National Credit Union Administration board member Rick Metsger charged Thursday that a federal judge went too far when she struck down two provisions of the agency’s field-of-membership regulation.
“Last week a federal district court judge issued a split decision on the four provisions the [American Bankers Association] challenged, upholding two of them, but overturning the other two,” Metsger said during the Minnesota Credit Union Network’s annual conference in Bloomington. “As is often the case in Washington, the judge got it half right.”
According to Metsger, legal precedent enshrined in the U.S. Supreme Court’s famous 1984 Chevron decision requires judges to accord federal agencies broad discretion in interpreting the statutes they administer.
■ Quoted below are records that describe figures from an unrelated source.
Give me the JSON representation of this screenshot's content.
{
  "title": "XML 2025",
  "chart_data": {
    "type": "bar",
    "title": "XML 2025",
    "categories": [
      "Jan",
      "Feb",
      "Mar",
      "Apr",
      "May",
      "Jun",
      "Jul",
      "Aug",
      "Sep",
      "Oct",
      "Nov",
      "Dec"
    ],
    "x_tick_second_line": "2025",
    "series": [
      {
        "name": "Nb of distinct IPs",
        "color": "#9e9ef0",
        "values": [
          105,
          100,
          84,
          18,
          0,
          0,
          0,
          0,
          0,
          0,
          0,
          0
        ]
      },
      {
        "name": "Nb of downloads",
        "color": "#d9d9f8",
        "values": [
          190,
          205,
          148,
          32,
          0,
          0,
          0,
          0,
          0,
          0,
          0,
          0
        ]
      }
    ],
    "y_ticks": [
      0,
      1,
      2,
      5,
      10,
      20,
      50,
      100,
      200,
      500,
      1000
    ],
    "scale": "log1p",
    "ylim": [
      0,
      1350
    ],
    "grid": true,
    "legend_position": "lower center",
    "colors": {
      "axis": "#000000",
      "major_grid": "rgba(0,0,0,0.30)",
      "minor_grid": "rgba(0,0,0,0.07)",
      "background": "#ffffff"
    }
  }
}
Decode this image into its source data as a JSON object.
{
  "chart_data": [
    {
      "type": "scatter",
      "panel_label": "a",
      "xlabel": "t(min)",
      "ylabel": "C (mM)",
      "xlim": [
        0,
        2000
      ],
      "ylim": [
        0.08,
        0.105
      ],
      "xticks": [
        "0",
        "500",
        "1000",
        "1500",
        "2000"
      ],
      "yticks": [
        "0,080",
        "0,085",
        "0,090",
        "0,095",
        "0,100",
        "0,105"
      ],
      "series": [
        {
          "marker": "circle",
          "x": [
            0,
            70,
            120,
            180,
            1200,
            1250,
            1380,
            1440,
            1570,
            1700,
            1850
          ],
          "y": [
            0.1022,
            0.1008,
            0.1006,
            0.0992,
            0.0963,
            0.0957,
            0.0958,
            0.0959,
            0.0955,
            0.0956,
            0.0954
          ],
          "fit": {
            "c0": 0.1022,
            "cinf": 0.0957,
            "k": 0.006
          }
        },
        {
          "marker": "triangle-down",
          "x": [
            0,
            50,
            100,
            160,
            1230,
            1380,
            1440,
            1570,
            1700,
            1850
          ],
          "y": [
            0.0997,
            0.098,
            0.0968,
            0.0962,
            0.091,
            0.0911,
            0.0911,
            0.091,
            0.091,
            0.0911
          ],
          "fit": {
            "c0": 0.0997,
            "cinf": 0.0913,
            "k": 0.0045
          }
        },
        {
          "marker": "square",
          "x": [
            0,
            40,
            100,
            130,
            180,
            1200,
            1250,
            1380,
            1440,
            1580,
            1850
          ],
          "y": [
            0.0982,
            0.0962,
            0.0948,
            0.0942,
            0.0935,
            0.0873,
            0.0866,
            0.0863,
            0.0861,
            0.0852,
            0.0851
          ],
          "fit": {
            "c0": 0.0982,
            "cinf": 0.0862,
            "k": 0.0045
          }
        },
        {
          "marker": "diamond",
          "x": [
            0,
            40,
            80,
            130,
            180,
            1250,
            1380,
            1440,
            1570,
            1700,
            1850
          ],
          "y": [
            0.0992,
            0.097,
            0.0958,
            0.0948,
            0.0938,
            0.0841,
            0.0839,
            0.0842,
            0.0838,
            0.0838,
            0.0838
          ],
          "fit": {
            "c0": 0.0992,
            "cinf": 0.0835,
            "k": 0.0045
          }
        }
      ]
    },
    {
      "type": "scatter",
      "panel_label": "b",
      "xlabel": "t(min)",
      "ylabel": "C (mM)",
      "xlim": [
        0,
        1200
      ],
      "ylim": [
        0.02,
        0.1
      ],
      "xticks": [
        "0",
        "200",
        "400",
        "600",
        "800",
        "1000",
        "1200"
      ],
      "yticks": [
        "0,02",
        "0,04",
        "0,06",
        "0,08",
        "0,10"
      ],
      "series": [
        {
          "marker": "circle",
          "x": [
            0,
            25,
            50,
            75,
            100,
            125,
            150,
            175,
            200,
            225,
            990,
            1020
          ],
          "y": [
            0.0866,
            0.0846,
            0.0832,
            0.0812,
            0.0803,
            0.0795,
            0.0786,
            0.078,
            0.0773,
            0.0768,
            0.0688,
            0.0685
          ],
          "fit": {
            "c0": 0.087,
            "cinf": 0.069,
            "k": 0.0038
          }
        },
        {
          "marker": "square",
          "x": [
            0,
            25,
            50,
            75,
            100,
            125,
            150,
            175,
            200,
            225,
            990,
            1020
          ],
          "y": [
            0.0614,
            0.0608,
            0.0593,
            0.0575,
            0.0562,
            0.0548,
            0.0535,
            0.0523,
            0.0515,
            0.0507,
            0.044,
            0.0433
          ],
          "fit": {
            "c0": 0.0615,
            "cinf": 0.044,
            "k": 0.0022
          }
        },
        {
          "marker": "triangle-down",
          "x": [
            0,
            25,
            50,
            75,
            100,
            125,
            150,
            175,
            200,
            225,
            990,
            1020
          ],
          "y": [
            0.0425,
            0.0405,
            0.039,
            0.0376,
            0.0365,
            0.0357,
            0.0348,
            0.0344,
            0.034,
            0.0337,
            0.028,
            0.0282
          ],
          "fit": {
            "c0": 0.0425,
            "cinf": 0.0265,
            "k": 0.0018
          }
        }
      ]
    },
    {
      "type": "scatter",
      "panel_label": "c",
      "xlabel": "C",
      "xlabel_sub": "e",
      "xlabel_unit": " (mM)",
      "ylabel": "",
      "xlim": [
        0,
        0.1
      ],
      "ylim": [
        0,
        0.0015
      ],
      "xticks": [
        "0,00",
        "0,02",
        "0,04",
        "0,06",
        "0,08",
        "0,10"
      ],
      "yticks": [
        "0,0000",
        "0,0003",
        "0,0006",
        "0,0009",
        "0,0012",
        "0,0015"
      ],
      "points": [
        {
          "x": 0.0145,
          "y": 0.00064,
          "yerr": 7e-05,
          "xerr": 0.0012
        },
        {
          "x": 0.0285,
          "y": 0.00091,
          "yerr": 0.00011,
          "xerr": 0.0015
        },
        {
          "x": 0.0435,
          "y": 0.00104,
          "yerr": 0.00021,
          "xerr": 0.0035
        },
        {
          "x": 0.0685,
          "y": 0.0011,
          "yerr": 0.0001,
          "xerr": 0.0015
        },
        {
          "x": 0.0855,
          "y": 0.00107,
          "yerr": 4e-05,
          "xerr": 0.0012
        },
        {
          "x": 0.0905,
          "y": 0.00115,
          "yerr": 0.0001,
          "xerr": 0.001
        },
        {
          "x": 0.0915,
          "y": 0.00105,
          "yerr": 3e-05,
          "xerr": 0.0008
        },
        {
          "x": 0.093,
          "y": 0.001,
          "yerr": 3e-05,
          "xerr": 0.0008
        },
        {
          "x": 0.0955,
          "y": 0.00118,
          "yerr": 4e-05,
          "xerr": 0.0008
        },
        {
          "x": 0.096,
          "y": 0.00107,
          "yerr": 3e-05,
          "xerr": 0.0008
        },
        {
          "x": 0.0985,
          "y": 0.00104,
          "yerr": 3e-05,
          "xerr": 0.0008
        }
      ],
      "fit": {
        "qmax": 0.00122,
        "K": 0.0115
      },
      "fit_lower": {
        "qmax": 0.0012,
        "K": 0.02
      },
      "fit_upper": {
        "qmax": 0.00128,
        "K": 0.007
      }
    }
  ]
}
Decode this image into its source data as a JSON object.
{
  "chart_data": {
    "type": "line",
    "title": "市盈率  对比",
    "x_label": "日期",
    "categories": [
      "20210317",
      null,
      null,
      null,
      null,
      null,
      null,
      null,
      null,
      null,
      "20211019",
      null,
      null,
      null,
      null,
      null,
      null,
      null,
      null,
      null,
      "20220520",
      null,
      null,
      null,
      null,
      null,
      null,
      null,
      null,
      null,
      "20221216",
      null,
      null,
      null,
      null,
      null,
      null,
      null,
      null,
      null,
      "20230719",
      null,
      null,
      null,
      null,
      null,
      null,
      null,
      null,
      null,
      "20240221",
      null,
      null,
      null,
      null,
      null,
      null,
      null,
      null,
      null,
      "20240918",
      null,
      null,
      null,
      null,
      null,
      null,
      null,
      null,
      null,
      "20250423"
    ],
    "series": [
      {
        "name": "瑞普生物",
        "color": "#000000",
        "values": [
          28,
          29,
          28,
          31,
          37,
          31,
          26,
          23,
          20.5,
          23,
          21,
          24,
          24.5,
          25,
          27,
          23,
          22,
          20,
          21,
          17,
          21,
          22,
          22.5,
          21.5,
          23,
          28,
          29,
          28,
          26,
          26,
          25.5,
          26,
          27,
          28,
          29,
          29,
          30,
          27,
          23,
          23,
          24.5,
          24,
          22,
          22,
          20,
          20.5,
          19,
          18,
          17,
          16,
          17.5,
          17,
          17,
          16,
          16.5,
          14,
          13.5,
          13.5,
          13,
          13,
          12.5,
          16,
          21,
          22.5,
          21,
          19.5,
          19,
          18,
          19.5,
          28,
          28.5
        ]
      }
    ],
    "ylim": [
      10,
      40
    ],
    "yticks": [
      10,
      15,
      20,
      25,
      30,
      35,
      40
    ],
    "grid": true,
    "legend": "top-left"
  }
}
Judge Dabney L. Friedrich’s March 29 decision “failed to give the agency that deference,” Metsger said.
He argued that since Congress, in the Credit Union Membership Access Act, mandated that the agency define well-defined local community, neighborhood or rural district, "it is entitled to even more than the usual Chevron deference.”
While stopping short of saying the NCUA plans to appeal Friedrich’s decision, Metsger made it clear the option remains on the table.
“We are consulting with the Department of Justice, which represents the agency in federal court, and I have encouraged agency staff to consider all legal and regulatory options to address the court's decision,” Metsger said.
As reported, credit unions could face some risks should the NCUA choose to pursue an appeal.
In her 39-page decision, Friedrich invalidated one provision that allowed credit unions to use combined statistical areas to delineate fields of membership and another that increased the population of rural districts fourfold, to 1 million, even when the districts crossed state borders.
Friedrich labeled both provisions “manifestly contrary to statute,” but none of the 535 members of Congress raised any questions in the 17 months since the NCUA approved the revised field-of-membership rule in October 2016, Metsger noted.
“This is what proves that the agency was acting in a way that was manifestly consistent with the statute, because if Congress had wanted to overturn the agency’s decision it could have easily done so,” Metsger said.